When exploring automation of Hadoop processes, it’s important to consider best practices for securing and tracking who runs them, when they may be submitted to the schedule and what resources they should be allowed to consume. Whether using Hadoop for Big Data Analytics, social network architecture or marketing data mining, the questions are the same:
Is it practical to train business users to SSH into one of your Hadoop nodes?
What are the risks of granting users the necessary rights to run processes on Hadoop nodes?
Centrally scheduling Hadoop batch processes and providing business users secure methods for ad-hoc submission enables organizations to leverage the technology while preventing new security risks and eliminating the need for new training.

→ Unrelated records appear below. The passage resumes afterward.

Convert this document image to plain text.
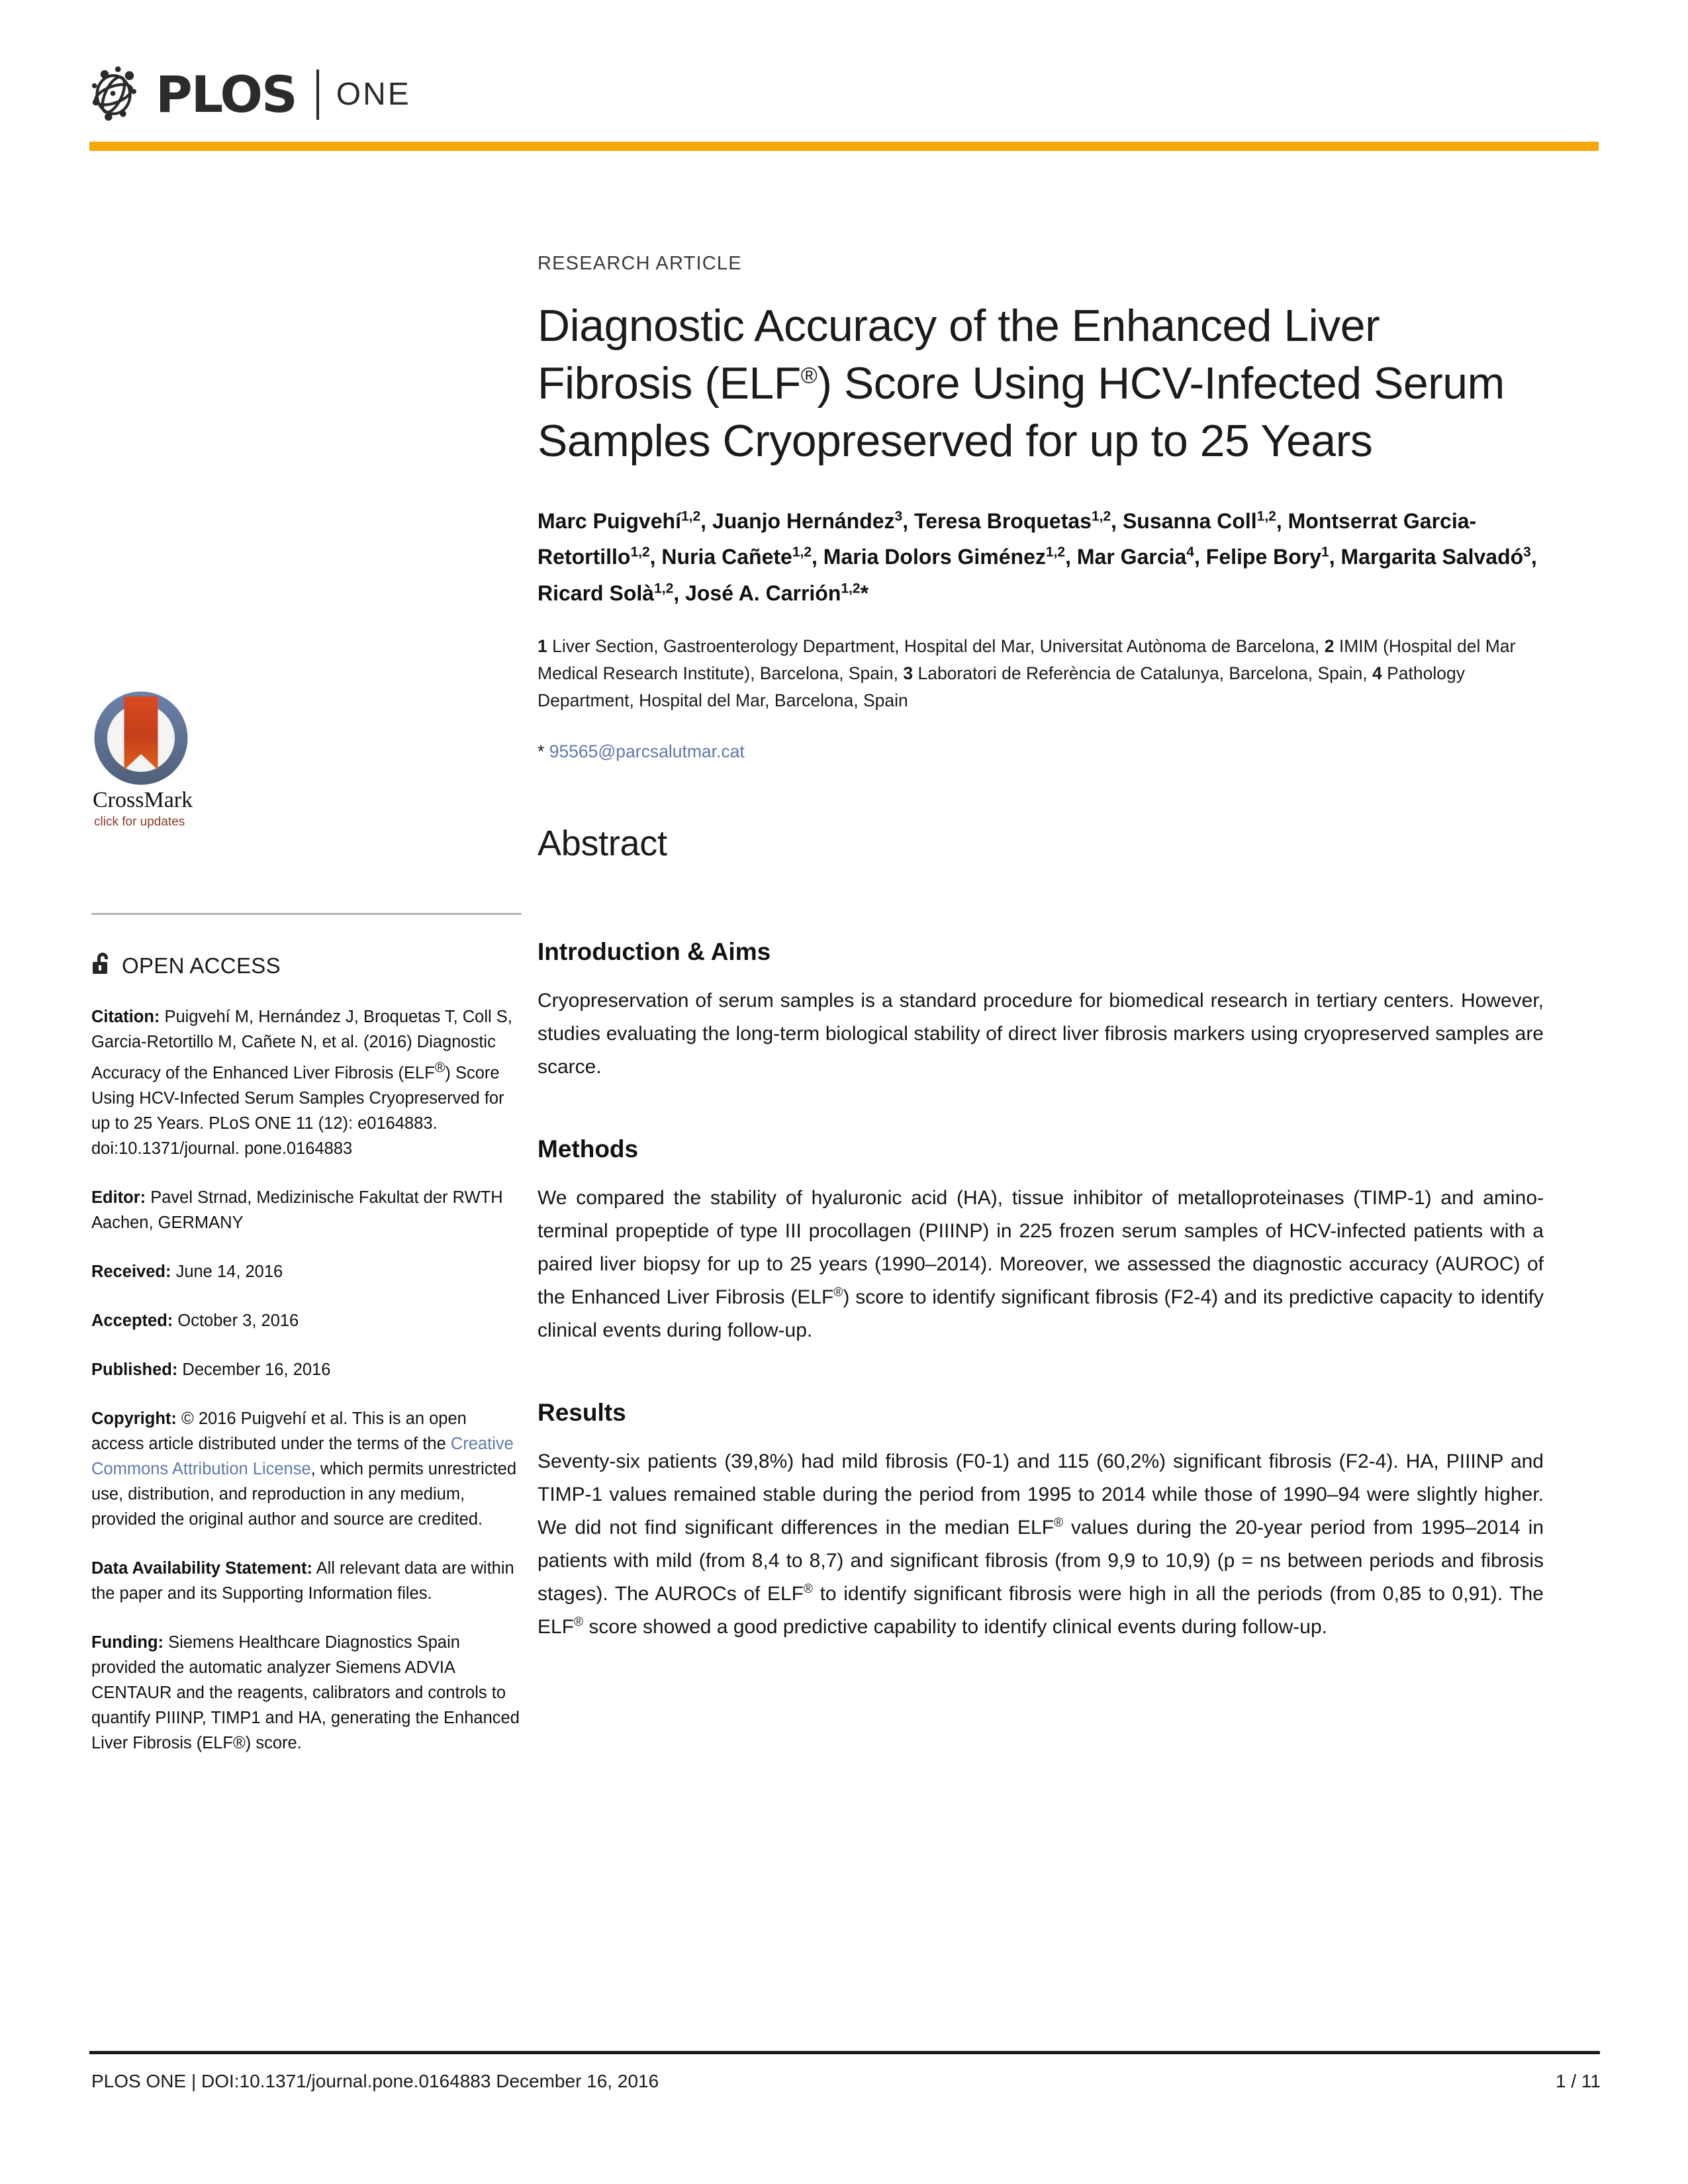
PLOS ONE
CrossMark
click for updates
OPEN ACCESS
Citation: Puigvehí M, Hernández J, Broquetas T, Coll S, Garcia-Retortillo M, Cañete N, et al. (2016) Diagnostic Accuracy of the Enhanced Liver Fibrosis (ELF®) Score Using HCV-Infected Serum Samples Cryopreserved for up to 25 Years. PLoS ONE 11 (12): e0164883. doi:10.1371/journal. pone.0164883
Editor: Pavel Strnad, Medizinische Fakultat der RWTH Aachen, GERMANY
Received: June 14, 2016
Accepted: October 3, 2016
Published: December 16, 2016
Copyright: © 2016 Puigvehí et al. This is an open access article distributed under the terms of the Creative Commons Attribution License, which permits unrestricted use, distribution, and reproduction in any medium, provided the original author and source are credited.
Data Availability Statement: All relevant data are within the paper and its Supporting Information files.
Funding: Siemens Healthcare Diagnostics Spain provided the automatic analyzer Siemens ADVIA CENTAUR and the reagents, calibrators and controls to quantify PIIINP, TIMP1 and HA, generating the Enhanced Liver Fibrosis (ELF®) score.
RESEARCH ARTICLE
Diagnostic Accuracy of the Enhanced Liver Fibrosis (ELF®) Score Using HCV-Infected Serum Samples Cryopreserved for up to 25 Years
Marc Puigvehí$^{1,2}$, Juanjo Hernández$^3$, Teresa Broquetas$^{1,2}$, Susanna Coll$^{1,2}$, Montserrat Garcia-Retortillo$^{1,2}$, Nuria Cañete$^{1,2}$, Maria Dolors Giménez$^{1,2}$, Mar Garcia$^4$, Felipe Bory$^1$, Margarita Salvadó$^3$, Ricard Solà$^{1,2}$, José A. Carrión$^{1,2}$*
1 Liver Section, Gastroenterology Department, Hospital del Mar, Universitat Autònoma de Barcelona, 2 IMIM (Hospital del Mar Medical Research Institute), Barcelona, Spain, 3 Laboratori de Referència de Catalunya, Barcelona, Spain, 4 Pathology Department, Hospital del Mar, Barcelona, Spain
* 95565@parcsalutmar.cat
Abstract
Introduction & Aims

Cryopreservation of serum samples is a standard procedure for biomedical research in tertiary centers. However, studies evaluating the long-term biological stability of direct liver fibrosis markers using cryopreserved samples are scarce.

Methods

We compared the stability of hyaluronic acid (HA), tissue inhibitor of metalloproteinases (TIMP-1) and amino-terminal propeptide of type III procollagen (PIIINP) in 225 frozen serum samples of HCV-infected patients with a paired liver biopsy for up to 25 years (1990–2014). Moreover, we assessed the diagnostic accuracy (AUROC) of the Enhanced Liver Fibrosis (ELF®) score to identify significant fibrosis (F2-4) and its predictive capacity to identify clinical events during follow-up.

Results

Seventy-six patients (39,8%) had mild fibrosis (F0-1) and 115 (60,2%) significant fibrosis (F2-4). HA, PIIINP and TIMP-1 values remained stable during the period from 1995 to 2014 while those of 1990–94 were slightly higher. We did not find significant differences in the median ELF® values during the 20-year period from 1995–2014 in patients with mild (from 8,4 to 8,7) and significant fibrosis (from 9,9 to 10,9) (p = ns between periods and fibrosis stages). The AUROCs of ELF® to identify significant fibrosis were high in all the periods (from 0,85 to 0,91). The ELF® score showed a good predictive capability to identify clinical events during follow-up.

PLOS ONE | DOI:10.1371/journal.pone.0164883 December 16, 2016	1 / 11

Automation Through CRON and SSH
Hadoop batch processes can be run through a variety of mechanisms, either through CRON, or manually in a SSH session on the fly. What’s the best way to secure this? What if you could simply automate that process to run at the end of the week? Or even allow a user to submit a job within your scheduler, and be prompted with only the necessary inputs required for them to get the data they need?
In our latest release of JAMS, we’ve made Hadoop automation clear and efficient. By deploying a JAMS Agent onto any of your Hadoop nodes, you can immediately begin executing and automating any of your Hadoop processes. And, if you need to run the same process against a different dataset each day, you can leverage JAMS Parameters to prompt your users for discrete values in a simple fill-in-the-blank form, or through multiple dropdowns with a variety of options. There is no need for the user to worry about the required structure and syntax of the underlying Hadoop process. And, as an administrator, you don’t need to be concerned about users modifying the source of a job.
Automating Non-CLI Processes
What about Hadoop processes that are run through PHP, Perl or even Python, rather than simply calling Java applications from the command line? JAMS can natively execute any of these scripts, and add robust scheduling logic, such as custom calendars, triggers and dependencies. Whether you need to run a Map/Reduce process alone, or chain it together with other complex processes and kick off notifications by parsing the data, JAMS can handle all of your Hadoop needs from start to finish.